Annette Zimmermann is a political philosopher working on the ethics and politics of artificial intelligence, machine learning, and big data.

 


Annette is an Assistant Professor of Philosophy at the University of Wisconsin-Madison (starting August 2022) and a Technology & Human Rights Fellow at Harvard University. Before that, Annette was a Lecturer (Assistant Professor) at the University of York and a postdoctoral fellow at Princeton University.

Annette Zimmermann-2021-2.jpg

The Algorithmic is Political.

AI does not exist in a moral and political vacuum.

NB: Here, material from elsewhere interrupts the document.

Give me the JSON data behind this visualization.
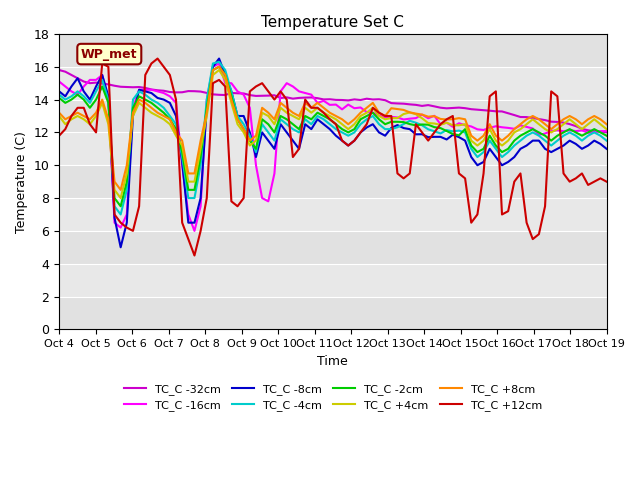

Technological models interact dynamically with the social world, including larger-scale patterns of injustice.

How we deal with this problem is a moral and a political choice.

Annette’s research explores questions like: what is algorithmic injustice, and how do its effects compound over time? What role do risk and uncertainty play in this context? What does it mean to trust AI? Whose voices should we prioritize in collective decisions about AI design and deployment—and whose voices are currently excluded? Whose rights are most at risk? How can we place AI under meaningful democratic control—and would that solve the problem of algorithmic injustice?

University of Wisconsin-Madison

starting August 2022

Annette is an incoming Assistant Professor at the Department of Philosophy at the University of Wisconsin-Madison.

Beyond the ethics and politics of AI, Annette’s research interests include contemporary political philosophy, moral philosophy (especially the ethics of risk and uncertainty), the philosophy of law (punishment and the philosophy of criminal law, as well as constitutional law and discrimination law), and the philosophy of science (models, explanation, abstraction).

 

During 2020-21 and 2021-22, Annette is a Technology & Human Rights Fellow at the Carr Center for Human Rights Policy, Harvard Kennedy School, at Harvard University.

During the fellowship at Harvard, Annette will be conducting research for her book manuscript “The Algorithmic is Political”.

Harvard University

2020 - 2023

 

From 2020 to 2022, Annette was a permanent Lecturer (US equivalent: Assistant Professor) at the Department of Philosophy at the University of York.

University of York

2020-2022

 

Princeton University

2018 – 2020

At Princeton University, Annette was affiliated with the Center for Human Values as well as the Center for Information Technology Policy, conducting research on the political and moral philosophy of AI, and designing a course on AI ethics for an interdisciplinary group of PhD students from humanities, social science, and computer science backgrounds.

While conducting postdoctoral research at Princeton, Annette was invited to spent time as a visiting researcher at the Australian National University (2019) and at Stanford University (2020).

 

University of Oxford

2012 – 2018

Annette holds a DPhil (PhD) and MPhil from the University of Oxford. Annette’s graduate research was focused on topics in contemporary analytic political and moral philosophy—in particular, democratic decision-making, justice, and risk. While a DPhil student at Nuffield College, Annette spent some time as a Visiting PhD student and Teaching Fellow at Yale University (2016).

 

Awards etc.

Annette has received the American Philosophical Association’s 2021 Public Philosophy Op-Ed Award for her work on algorithmic injustice in higher education. Annette was also featured on the 100 Brilliant Women in AI Ethics list of 2021. In 2020, Annette won the Hastings Center’s 2020 David Roscoe Award for an Early-Career Essay on Science, Ethics, and Society, and Quartz named Annette as one of 18 AI bias experts to follow.

Annette’s recent academic work has been published in the Canadian Journal of Philosophy and Philosophy & Public Affairs, and her essays and political commentary have appeared in the New Statesman and in the Boston Review.

Annette is currently a Co-Investigator on a £703,000 research grant for a multidisciplinary research project on Assuring Responsibility for Trustworthy Autonomous Systems. Annette’s research has been generously supported by UK Research and Innovation (UKRI) and the Engineering and Physical Sciences Research Council (EPSRC), as well as by the United Kingdom’s Economic and Social Research Council (ESRC), the University of Oxford, and the German National Academic Foundation.